Ruth pursed her lips. What a silly, self-satisfied cow! All the same, she couldn’t resist running her fingertips over the silky fabric. “It feels wonderful.”
Eva beamed. “My mother always said, ‘My child . . .’ ”
Ruth took a deep breath. She didn’t want to hear any more of Eva’s mother’s wisdom. She cast a yearning glance toward the workbenches with the lamps, where Thomas looked very focused on his work.
Just like the day before, he and his brothers had been bent over their lamps already when the Steinmann sisters arrived. Thomas had only looked up briefly and nodded.
Disappointed, Ruth looked down at herself. Thomas hadn’t even glanced at her blue blouse, which hugged her figure so nicely and was something she usually only wore on special occasions. She had expected Johanna to make some comment when she took the blouse from the wardrobe and was surprised when she’d said nothing.
Ruth decided to try again. “How did you meet Sebastian?” she whispered, silently hoping that Eva wouldn’t include half the room in her answer.
Eva laughed. “That’s quite a story. I was on my way home from the slate quarry with my father and three of my brothers when our old nag collapsed in the middle of the road. It was on its last legs, you know. Anyway it was just lying there, and we were standing around wondering how we were ever going to get all the slates back home when Sebastian came by. And . . .”
So it had been blind luck. Eva had no new insights that might help her with Thomas. Ruth switched off the stream of chatter in her ears, like switching off a gas lamp. And . . . and . . . and . . . she thought, rather unkindly. Nobody would call Eva a skilled storyteller. She dipped her brush into the pot so roughly that a couple of drops spilled over the side.
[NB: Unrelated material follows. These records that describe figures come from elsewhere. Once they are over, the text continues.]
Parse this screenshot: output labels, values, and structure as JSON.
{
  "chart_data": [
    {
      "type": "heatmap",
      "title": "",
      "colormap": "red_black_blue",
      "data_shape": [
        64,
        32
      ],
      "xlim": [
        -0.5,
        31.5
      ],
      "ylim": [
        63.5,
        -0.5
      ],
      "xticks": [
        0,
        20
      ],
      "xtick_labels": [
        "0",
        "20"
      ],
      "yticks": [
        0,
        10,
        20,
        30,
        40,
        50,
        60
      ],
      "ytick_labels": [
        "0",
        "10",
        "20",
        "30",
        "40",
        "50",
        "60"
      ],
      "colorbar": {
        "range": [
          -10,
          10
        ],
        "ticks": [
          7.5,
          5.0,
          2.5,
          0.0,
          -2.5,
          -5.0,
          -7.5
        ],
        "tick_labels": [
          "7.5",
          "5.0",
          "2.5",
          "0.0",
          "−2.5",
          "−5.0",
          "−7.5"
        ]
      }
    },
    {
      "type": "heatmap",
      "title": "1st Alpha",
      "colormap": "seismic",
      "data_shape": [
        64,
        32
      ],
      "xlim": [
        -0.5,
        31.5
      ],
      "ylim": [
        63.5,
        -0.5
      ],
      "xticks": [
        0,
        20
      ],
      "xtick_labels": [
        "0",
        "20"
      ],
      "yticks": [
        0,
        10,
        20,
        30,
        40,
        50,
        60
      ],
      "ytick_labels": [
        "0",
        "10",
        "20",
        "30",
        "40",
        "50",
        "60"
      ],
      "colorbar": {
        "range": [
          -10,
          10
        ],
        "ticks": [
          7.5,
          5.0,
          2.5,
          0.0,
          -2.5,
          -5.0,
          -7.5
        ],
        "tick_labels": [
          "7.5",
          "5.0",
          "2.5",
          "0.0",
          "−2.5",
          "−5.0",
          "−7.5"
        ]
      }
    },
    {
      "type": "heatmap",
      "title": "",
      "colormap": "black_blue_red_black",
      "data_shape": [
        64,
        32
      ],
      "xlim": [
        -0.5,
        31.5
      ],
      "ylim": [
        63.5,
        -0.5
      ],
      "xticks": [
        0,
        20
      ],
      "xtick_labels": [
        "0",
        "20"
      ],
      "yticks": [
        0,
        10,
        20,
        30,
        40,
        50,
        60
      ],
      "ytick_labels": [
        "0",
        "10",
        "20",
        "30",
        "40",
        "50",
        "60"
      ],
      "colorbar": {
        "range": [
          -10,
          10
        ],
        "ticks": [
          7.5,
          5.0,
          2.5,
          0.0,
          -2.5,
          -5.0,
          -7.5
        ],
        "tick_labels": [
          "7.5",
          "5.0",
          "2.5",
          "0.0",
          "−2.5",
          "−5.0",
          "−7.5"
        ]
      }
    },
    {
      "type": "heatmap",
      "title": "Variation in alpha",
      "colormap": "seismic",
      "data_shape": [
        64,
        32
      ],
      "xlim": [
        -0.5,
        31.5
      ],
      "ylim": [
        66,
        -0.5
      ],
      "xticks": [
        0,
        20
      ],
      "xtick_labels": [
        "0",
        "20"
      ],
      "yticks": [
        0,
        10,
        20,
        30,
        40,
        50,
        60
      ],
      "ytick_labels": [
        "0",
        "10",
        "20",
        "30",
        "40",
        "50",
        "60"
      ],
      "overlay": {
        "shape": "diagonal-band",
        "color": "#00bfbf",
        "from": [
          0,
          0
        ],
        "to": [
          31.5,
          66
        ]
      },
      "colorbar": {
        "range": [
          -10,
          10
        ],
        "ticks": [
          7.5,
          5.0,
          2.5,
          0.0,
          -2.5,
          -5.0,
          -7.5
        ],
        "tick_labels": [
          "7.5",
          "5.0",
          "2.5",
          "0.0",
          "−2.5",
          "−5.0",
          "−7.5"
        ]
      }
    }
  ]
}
“Be careful, you clumsy coot!” Eva hissed at her like a scalded cat. “Wilhelm doesn’t like any paint being wasted.”
Ruth snorted, but then realized how unladylike that must have sounded. If Thomas had happened to have looked up from his lamp just then . . .
She forced a smile. “I’ll learn soon enough. Not everyone can be as good as you with the brush.”
Johanna was walking past them right at that moment with a load of new glass pipes in her arms, and she raised an eyebrow questioningly. Ruth made a face at her. Nothing got past Johanna!
Eva, however, didn’t seem to have noticed the sarcasm in Ruth’s remark. Instead, reassured, she favored her new workmate with a graceful smile. “Do you know what? I’ll show you how to do it again. It’s all in how you turn the brush.”
There was potato salad for lunch again, just like the day before. Edeltraud brought a second dish full of chopped herring. The heads and tails were still in there, piled up in a grotesque heap with the fleshy middle bits, and the sour smell of the pickling brine hung over the whole table. The others once again washed down their meal with plentiful helpings of beer.